View Full Version : Dealing with traditionalist women


Polly
01-12-07, 01:11 PM
The area I live in is extremely clickey. You really kind of have to fit in even to work. Many people are hired based on whether they like you and that you'll fit in with the personalities in their company as opposed to your job qualifications or ability to do the job well.

I can be very outgoing but have never been one to join a clique. I like keeping my social life and work separate. For the most part, I don't suffer from popularity problems in my social life. I have a small group of close friends but a large group of acquaintenances.

There is a type of woman who is my nemesis though in work and when I was in school. They tend to stick to traditional norms and follow the crowd. They try to make you into carbon copies of them and think they are helping.

In school and the workplace these women make my life hell. If they are in higher positions than me, they look down on me for being different.

I've very bright and very aware of many things most just aren't. I'm very competant and tend to excel at most anything I do. Yet, I've been harassed out of two organizations because I don't fit into the social group. I did some research and found that 60% of workplace harassment goes on by women against other women.

I find it doesn't take long for them to see my behavior and assume its because of things it isn't (mostly extremely negative things).

As I mentioned in another thread, I had one accuse me of "keeping things from her" because of my memory. I need to refer to the systems I have in place and can rarely give on-the-spot answers.

I don't feel it necessary to be friends with the people I work with. Its just not part of the equation in how well I do my job. But to some of these women it seems necessary to have social structure in the workplace and one which matches their own beliefs.

How do you deal with these women and show them you aren't their enemy? I don't want to be like them but it doesn't mean I dislike who they are. It's just not me. Yet they seem to get so offended that I don't just conform.

dormammau2008
01-12-07, 04:29 PM
stiking to what you beliveing in is what matters polly

you allways find peps like that

dorm

piglet
01-12-07, 07:39 PM
Wow, Polly, that so sucks! It's like never-ending junior high!

I have no ideas; I have to admit I would just flee that sort of situation, rather than try to find a way to make it work. I guess what my daughter would do is go right up to the worst offender and call her on it to her face, and humiliate her; she's brilliant that way. So now you've got both ends of the spectrum from my corner of the world.
What a lousy situation.

carebear stare
01-27-07, 12:10 AM
(The following is only my opinion or views and in no way reflects reality as it may actualy be.... )

Well, Polly I may know what you feel like to an extent.

I have never been harrassed by other women to your degree. I do know how it feels to not fit in with the same.

I just don't get most women at all. I have found the best place I ever worked at was when I worked with mostly guys. I find it very hard to fit in with other females. And I have had the same experiances all my life.

My heart goes out to you because the last position I had at the place where i work was to a lesser degree than yours. (But I knew what I was getting into when I took that position - people called it the "hen house".) I do know that it can be very difficult to work in a clicky and possibly backstabbing environment. I just tuned the ladies out at work, but i was frustrated all the time. So I looked at the job transfers frequently and I do like where I am now, but it is with all women and I don't quite fit in still. It is exhausting to me when I try, I feel like fake and most likely come off that way.

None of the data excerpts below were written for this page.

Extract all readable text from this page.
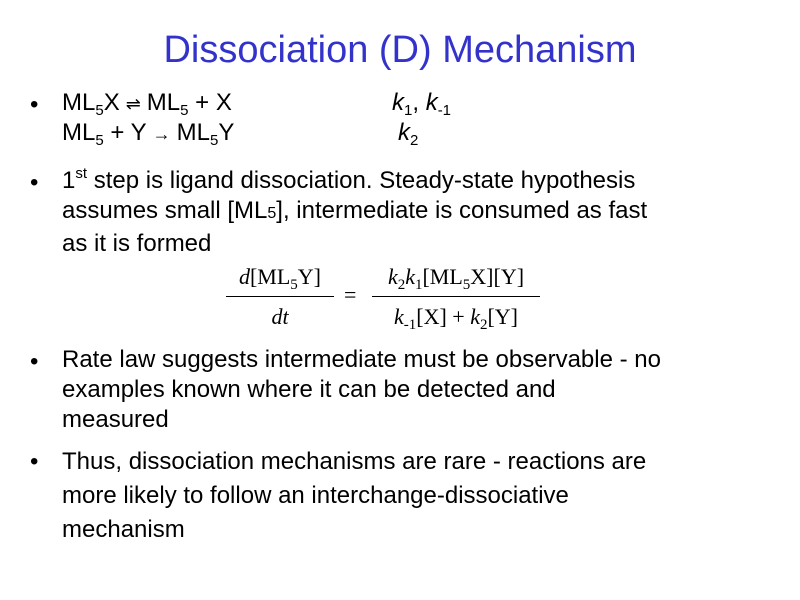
Dissociation (D) Mechanism
• $ML_5X$ ⇌ $ML_5 + X$
$ML_5 + Y \to ML_5Y$
$k_1$, $k_{-1}$
$k_2$
• 1st step is ligand dissociation. Steady-state hypothesis
assumes small [ML5], intermediate is consumed as fast
as it is formed
$d[ML_5Y]$
dt
=
$k_2k_1[ML_5X][Y]$
$k_{-1}[X] + k_2[Y]$
• Rate law suggests intermediate must be observable - no
examples known where it can be detected and
measured
• Thus, dissociation mechanisms are rare - reactions are
more likely to follow an interchange-dissociative
mechanism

I wish I knew how to fit in with other women. Sad but true, I used to cry in my room alot as a kid because of it. By high school I just said - who needs friends. I really do wish I was more like my sister and other women.

Have you thought about working at a place that is more laid back and has more men working there?

yolanda
01-30-07, 03:18 AM
I do know how you feel Polly, I wish I could tell you that I've been in exactly the same situation to that degree, but I haven't per se. But I have been in situations that I honestly felt like no matter how much I try to fit in, I just can't seem to.

In response to one of the other members post about working with majority females, I do believe that females can be some of the most backstabbing and jealous people there are, especially when it comes to other females, I don't know why, we all have alot of the same struggles. It might be best if you try and see if you can work some where that has more males there.

I know that this is easier said than done, but it's worth a try, especifially if you feel that no matter how much you try and fit in, these women you work with aren't going to change. Unless there is someone there whom you can confide in and socialize with, it seems you could be out numbered. But I will say this, all you can do is hope for these women to except you for you. And not just the women you work with, but other people as well.

I had to realize this one day, and I said to myself, that people will just have to except me for who I am, because I'm pretty sure if it were them rather you, they would expect for people to accept them for who they are.
Once I realized that I am who I am, and didn't try so hard to fit in all the time, I believe that's when people wanted to be around me more, becasue they realized that I wasn't changing for them, and if they wanted the luxury of being my friend then that's the way it is. Because bottom line, you'll always be who you are and that's not going to change. It's better to be who you are as an individual than trying to live up to other's standards and being fake.

I'll pray that your job situation gets better and if not hopefully you'll be lead in the right direction for a different job, because you shouldn't have to go through what your going through everyday.